Não digo que devem basear a ética na crença de um deus, digo é que a minha ética é melhor baseada na crença de um deus.
Mas no entando as crenças baseadas apenas no modelo da realidade também podem ter um propensão para o mal, o mundo é capitalista e os capitalistas vivem melhor, esta crença é completamente ajustada à realidade e no entanto é éticamente reprovavel, é uma virtude esta crença?
É da minha opinião que o conceito de virtude não depende apenas da veracidade ou falsidade da crença envolvida, e até acho que não depende mesmo nada, por isso não atribuo virtuosidade a crenças ou descrenças, apenas a actos, e estes estão independentes da crença, se bem o que a crença é um acto e como tal o acto de acreditar não pode ser virtuoso se o que se acredita é falso, mas se os efeitos colaterais da crença forem de facto bons, neste caso a crença já será virtude, é um bocado circular definindo-se à custa de si própria, mas por isso não é menos virtuosa e dependente da veracidade do agente de crença.
Bizarro,
ResponderEliminar«digo é que a minha ética é melhor baseada na crença de um deus.»

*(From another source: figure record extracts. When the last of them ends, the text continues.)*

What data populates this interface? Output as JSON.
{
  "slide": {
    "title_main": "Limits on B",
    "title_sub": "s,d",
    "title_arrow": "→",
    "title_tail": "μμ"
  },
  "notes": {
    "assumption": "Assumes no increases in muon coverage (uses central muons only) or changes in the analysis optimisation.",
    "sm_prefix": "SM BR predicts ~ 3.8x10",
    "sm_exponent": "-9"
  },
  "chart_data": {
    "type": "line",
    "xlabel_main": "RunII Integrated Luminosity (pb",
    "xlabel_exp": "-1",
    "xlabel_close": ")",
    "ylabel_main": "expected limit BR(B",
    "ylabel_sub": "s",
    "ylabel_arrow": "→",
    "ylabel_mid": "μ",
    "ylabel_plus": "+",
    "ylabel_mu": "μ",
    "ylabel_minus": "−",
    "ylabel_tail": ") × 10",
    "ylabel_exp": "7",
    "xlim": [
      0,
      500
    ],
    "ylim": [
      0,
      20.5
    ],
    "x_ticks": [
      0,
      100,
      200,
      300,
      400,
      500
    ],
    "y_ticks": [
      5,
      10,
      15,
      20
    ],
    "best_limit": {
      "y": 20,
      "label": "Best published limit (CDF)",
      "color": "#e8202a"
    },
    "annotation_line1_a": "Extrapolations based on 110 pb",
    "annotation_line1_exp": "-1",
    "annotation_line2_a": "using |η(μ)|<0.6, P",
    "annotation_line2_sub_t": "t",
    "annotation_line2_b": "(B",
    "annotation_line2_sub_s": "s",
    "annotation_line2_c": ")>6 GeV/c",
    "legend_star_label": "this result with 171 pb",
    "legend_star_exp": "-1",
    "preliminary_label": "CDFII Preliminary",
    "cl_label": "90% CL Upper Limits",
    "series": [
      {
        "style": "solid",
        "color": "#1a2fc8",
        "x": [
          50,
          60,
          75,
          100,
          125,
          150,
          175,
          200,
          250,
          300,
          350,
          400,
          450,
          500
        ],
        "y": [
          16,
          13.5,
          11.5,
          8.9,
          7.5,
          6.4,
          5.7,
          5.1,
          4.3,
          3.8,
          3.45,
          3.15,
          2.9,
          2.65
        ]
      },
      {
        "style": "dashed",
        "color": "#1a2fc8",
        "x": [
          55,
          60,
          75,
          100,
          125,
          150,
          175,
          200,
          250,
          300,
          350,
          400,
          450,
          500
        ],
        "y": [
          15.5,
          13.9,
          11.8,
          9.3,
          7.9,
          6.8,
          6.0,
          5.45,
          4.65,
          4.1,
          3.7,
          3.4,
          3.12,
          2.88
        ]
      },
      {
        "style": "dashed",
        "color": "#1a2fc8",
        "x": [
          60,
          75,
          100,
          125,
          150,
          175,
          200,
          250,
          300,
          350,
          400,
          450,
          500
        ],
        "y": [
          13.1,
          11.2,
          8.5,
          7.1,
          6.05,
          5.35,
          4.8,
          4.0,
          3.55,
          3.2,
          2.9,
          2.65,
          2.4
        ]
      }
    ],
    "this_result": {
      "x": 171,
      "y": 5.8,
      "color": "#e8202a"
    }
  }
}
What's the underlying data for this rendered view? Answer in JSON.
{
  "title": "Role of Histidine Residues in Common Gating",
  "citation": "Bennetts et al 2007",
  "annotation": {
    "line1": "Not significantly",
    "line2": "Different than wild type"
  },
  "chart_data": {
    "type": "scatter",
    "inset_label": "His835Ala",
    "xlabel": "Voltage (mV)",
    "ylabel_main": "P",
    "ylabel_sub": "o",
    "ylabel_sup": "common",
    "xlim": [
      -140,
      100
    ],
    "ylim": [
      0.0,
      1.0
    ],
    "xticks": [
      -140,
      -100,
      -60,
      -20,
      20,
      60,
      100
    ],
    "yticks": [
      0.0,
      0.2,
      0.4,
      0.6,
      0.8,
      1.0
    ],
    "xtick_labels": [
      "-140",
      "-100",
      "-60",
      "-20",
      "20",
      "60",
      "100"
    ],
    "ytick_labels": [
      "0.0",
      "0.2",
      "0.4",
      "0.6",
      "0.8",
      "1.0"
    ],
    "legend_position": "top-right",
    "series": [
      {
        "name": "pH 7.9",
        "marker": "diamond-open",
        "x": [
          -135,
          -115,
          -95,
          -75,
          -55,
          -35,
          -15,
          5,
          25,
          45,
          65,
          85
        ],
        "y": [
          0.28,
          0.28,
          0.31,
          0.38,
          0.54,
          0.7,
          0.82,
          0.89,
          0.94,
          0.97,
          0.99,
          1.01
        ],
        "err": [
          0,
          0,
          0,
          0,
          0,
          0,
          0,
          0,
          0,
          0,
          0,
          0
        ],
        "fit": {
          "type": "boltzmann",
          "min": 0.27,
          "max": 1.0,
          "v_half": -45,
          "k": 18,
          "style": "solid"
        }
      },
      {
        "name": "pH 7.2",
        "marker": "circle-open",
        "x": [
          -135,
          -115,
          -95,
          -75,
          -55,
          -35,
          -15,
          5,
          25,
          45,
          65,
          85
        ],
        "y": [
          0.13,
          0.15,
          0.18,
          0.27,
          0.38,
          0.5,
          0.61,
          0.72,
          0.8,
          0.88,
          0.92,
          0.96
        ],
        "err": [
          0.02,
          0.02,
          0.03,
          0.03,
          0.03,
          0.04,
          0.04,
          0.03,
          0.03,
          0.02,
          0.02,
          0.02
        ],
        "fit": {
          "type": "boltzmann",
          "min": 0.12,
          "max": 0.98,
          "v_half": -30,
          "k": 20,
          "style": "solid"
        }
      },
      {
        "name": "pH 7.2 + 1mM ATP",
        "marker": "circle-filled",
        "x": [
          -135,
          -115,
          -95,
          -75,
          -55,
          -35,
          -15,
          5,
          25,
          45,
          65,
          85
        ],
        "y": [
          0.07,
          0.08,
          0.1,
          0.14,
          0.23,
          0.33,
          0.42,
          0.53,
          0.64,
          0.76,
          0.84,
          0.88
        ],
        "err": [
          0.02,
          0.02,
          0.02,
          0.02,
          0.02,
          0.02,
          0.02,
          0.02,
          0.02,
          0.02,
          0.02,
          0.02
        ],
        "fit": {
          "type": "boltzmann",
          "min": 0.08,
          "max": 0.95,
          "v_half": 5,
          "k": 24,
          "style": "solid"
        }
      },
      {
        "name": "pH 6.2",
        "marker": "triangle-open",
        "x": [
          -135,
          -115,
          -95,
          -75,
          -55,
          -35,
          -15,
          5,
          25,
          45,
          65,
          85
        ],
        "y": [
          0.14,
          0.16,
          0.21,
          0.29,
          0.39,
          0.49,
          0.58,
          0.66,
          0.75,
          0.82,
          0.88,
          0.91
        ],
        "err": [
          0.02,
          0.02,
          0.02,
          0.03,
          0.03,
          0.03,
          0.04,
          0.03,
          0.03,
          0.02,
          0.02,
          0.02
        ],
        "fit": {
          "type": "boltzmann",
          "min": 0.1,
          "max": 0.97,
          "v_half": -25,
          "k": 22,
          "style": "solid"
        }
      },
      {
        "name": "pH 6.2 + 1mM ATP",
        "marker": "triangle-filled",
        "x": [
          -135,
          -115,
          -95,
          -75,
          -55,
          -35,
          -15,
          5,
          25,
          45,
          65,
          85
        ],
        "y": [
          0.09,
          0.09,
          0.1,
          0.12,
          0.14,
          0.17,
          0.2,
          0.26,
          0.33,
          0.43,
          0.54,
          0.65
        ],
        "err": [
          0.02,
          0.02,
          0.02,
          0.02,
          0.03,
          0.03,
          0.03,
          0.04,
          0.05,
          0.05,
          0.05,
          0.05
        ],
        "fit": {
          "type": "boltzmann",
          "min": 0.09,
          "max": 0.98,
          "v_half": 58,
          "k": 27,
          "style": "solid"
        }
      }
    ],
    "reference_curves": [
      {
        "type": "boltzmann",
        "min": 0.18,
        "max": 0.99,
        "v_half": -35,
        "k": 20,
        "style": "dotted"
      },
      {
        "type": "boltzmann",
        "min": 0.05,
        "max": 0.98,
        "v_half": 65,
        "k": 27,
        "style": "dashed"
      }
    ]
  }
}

Isto não faz sentido... é como dizer que um conceito de temperatura é mais quente que outro.
A ética é o critério que define o bom, o melhor, etc. Tal como temperatura define o mais quente e mais frio. Como tal, não faz sentido dizer que uma ética é melhor que a outra nesse sentido ético.
Em que sentido é que a ética de alguém pode ser melhor por ser crente? Qual é o critério pelo qual essa ética é julgada melhor?
Mais, parece-me que as nossas éticas, os critérios pelos quais julgamos algo eticamente bom ou mau, são quase idênticas. E qualquer diferença que tenham não deve ter nada a ver com a crença num deus que é tudo. Por isso não percebo mesmo o que é que essa crença tem a ver com a ética...
A minha escolha de palavras não foi a correcta, eu devia ter escrito era "eu só vou agir eticamente devido à minha crença".
ResponderEliminarMas o porquê, é por deus ao ser tudo, eu ser parte de deus e tudo é parte dele eu tenho que ser bom para o que é parte do mesmo que eu.
Se não tiver esta crença, vou ser ético apenas para mim e para os que me estão próximos. Eu não tenho nenhuma razão para ser ético para além desta. Isto até pode fazer de mim uma pessoa terrivel, mas não sou tão terrivel ao ponto de não tentar arranjar uma razão para ser melhor, seja ela verdade ou mentira. Eu tenho uma necessidade de causalidade para fazer tudo o que faço, porque razão tenho que agir eticamente e correctamente para com um porco na india? Simplesmente por ser ético não é razão suficiente para mim.
Também considero que as nossas definições de ética são práticamente identicas, a diferença é que eu preciso de uma crença para ser ético, e isto talvez seja uma diferença demasiado grande.